Virtual Pivot Point technology has put into the hands of engineers endless possibilities to manipulate the wheel path of rear suspension. As mentioned on the Design page, the most optimal path is the S-shaped curve. This is the technology that made HTthis possible.

The design on the right is called the dw-link, and is patented by the same person (Dave Weagle) who designed the Split Pivot displayed on the Four Bar page. It is hard to see, but there is an S-shaped curve here, as mentioned earlier with this design. Unfortunately, there is a drawback to this method of suspension: High forces in a centralized region.
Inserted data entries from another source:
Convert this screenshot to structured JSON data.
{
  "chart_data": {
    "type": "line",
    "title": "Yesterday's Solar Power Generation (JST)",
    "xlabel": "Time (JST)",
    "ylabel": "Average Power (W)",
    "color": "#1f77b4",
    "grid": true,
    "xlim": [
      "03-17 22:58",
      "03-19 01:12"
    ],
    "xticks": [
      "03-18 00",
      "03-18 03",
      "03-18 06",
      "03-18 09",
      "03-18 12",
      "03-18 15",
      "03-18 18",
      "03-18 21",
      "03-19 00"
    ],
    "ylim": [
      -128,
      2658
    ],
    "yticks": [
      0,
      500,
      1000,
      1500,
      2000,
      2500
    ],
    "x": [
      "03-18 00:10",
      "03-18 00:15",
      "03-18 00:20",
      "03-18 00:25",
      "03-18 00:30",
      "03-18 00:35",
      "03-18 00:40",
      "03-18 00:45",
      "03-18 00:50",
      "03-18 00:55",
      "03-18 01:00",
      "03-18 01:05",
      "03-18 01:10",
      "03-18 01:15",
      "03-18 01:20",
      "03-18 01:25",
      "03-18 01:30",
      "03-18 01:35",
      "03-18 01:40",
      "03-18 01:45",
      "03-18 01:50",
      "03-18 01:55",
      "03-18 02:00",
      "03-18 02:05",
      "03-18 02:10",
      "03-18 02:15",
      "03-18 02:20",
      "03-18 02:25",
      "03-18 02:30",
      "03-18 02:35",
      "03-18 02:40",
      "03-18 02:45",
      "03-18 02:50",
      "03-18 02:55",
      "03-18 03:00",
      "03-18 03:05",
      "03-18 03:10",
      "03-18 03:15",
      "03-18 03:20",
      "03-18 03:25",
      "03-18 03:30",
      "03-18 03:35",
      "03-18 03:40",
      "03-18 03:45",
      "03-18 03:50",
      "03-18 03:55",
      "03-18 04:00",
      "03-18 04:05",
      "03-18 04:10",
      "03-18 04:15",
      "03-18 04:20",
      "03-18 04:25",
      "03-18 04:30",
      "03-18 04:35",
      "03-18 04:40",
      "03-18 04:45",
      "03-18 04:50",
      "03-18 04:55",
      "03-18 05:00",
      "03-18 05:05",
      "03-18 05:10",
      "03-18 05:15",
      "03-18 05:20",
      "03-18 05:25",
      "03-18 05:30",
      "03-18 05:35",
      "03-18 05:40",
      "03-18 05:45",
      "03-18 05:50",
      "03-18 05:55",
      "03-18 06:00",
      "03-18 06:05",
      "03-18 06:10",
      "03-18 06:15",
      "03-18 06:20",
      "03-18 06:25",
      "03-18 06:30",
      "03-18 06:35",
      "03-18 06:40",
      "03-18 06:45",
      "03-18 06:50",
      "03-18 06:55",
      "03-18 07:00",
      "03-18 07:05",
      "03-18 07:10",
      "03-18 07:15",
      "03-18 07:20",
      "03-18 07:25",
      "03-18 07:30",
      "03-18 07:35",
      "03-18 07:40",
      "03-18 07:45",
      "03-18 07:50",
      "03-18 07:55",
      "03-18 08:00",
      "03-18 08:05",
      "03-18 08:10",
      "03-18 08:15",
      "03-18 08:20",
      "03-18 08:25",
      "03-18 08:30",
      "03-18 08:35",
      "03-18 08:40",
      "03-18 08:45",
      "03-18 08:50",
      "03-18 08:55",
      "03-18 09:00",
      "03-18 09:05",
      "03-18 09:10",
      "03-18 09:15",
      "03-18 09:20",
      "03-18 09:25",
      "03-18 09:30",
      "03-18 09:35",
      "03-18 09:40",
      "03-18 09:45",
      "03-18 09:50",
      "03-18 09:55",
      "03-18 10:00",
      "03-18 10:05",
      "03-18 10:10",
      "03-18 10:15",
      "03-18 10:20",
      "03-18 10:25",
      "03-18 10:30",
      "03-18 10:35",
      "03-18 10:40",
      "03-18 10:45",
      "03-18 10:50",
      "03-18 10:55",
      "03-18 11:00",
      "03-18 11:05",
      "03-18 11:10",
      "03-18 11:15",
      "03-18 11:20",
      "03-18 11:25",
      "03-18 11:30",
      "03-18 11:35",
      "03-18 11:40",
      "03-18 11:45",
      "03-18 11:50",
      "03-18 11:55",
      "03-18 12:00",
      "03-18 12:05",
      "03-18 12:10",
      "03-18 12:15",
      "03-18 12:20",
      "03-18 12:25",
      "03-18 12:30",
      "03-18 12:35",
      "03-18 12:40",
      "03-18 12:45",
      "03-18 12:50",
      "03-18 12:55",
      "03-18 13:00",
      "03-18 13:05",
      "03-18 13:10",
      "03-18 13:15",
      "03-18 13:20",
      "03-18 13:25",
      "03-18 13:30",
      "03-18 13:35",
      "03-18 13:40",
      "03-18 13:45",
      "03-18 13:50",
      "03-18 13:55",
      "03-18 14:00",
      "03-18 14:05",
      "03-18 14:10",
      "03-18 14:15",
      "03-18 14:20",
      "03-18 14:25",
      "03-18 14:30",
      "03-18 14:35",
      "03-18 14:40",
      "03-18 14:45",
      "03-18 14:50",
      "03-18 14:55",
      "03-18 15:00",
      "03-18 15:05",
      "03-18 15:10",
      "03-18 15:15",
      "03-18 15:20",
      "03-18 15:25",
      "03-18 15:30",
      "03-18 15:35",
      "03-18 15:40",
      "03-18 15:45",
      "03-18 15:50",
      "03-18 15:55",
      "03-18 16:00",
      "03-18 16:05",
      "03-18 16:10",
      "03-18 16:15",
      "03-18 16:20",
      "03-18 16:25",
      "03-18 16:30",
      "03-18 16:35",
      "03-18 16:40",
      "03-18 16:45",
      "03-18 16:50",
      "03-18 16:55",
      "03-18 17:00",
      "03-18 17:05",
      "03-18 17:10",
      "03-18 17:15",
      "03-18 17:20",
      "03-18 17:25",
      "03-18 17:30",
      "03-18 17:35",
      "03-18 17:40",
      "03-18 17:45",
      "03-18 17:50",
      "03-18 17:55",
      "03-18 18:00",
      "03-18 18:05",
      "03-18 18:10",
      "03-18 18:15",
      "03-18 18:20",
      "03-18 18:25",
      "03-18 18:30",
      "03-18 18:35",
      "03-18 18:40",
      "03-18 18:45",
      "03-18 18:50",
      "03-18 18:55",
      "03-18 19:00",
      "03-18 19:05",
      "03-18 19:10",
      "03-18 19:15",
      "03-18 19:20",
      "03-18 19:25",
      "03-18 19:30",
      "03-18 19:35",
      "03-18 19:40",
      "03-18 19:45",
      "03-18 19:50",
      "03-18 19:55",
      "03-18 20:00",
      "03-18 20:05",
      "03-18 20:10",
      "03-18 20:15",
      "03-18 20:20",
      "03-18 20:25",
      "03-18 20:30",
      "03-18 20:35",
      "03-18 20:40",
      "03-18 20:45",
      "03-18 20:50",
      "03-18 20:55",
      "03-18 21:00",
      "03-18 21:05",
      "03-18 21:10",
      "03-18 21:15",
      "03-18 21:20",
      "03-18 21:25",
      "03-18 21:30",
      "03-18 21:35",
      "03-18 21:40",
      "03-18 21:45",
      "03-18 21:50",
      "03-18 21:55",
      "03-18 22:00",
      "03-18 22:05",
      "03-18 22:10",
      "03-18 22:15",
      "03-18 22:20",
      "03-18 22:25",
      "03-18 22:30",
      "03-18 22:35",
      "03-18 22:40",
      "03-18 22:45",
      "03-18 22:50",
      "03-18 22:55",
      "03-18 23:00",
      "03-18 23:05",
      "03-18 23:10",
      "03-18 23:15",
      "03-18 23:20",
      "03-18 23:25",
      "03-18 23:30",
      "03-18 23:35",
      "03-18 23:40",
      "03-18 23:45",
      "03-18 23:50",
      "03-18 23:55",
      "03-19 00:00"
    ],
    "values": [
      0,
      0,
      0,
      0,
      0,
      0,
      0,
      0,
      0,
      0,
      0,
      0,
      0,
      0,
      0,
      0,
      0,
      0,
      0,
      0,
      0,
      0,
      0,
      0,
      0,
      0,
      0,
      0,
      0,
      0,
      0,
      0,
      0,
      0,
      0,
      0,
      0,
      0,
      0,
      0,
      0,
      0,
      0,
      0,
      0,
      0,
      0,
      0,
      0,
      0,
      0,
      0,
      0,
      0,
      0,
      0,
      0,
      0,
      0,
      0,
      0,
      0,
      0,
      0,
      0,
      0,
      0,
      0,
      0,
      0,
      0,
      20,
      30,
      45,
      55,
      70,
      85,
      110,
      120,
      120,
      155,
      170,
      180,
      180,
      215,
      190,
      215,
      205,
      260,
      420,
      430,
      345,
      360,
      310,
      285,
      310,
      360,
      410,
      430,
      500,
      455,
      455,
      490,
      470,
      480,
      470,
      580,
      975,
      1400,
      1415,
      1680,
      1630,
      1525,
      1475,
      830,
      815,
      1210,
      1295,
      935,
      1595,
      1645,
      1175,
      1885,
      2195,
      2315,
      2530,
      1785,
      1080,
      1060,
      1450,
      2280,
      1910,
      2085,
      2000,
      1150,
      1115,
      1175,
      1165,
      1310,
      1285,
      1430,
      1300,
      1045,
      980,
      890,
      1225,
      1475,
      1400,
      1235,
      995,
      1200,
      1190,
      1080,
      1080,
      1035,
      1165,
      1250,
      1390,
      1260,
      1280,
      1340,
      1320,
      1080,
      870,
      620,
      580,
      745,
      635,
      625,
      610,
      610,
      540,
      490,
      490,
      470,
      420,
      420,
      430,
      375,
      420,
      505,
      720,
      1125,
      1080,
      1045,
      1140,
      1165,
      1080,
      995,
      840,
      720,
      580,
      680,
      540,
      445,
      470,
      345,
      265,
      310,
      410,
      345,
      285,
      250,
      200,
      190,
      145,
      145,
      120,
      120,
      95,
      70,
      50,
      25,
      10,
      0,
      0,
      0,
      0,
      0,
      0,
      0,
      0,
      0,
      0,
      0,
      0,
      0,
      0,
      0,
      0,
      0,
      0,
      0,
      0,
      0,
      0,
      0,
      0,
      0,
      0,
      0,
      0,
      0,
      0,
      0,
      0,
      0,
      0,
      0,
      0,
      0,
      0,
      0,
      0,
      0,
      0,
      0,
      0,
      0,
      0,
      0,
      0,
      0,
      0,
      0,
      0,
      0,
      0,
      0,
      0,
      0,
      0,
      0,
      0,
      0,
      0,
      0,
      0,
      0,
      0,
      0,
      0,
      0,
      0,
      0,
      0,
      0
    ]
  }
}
The area of the frame near the bottom bracket will be supporting the forces of the suspension at points F and H. This leads to an extremely high stress point. Because this design is more tailored to downhill cyclists and bikes, the extra material required isn't a problem. Some of the bikes that this design is found on will weigh over forty pounds.

The way it works is as the point A moves up, the triangle AGI will rotate clockwise about its own center, as well as rotating about a center up near the front wheel. The link IH will rotate clockwise with point H attached to the frame. Rocker GCF will rotate clockwise about the mounted point F.

The advantages of this technology are endless, and are often untapped. It is possible to adjust the wheel path to make whatever one whishes. The wheel path in the dw-link above looks concentric around a point somewhere near the bottom bracket, or maybe about point I. But if you look closely you will notice that its concavity becomes smaller, deeper into the suspension. Engineer chose this path so that the wheel travels up and back in the beginning of the travel, and will loop back and straighten out deep into the travel. This allows a more active suspension design while under both high and low compression.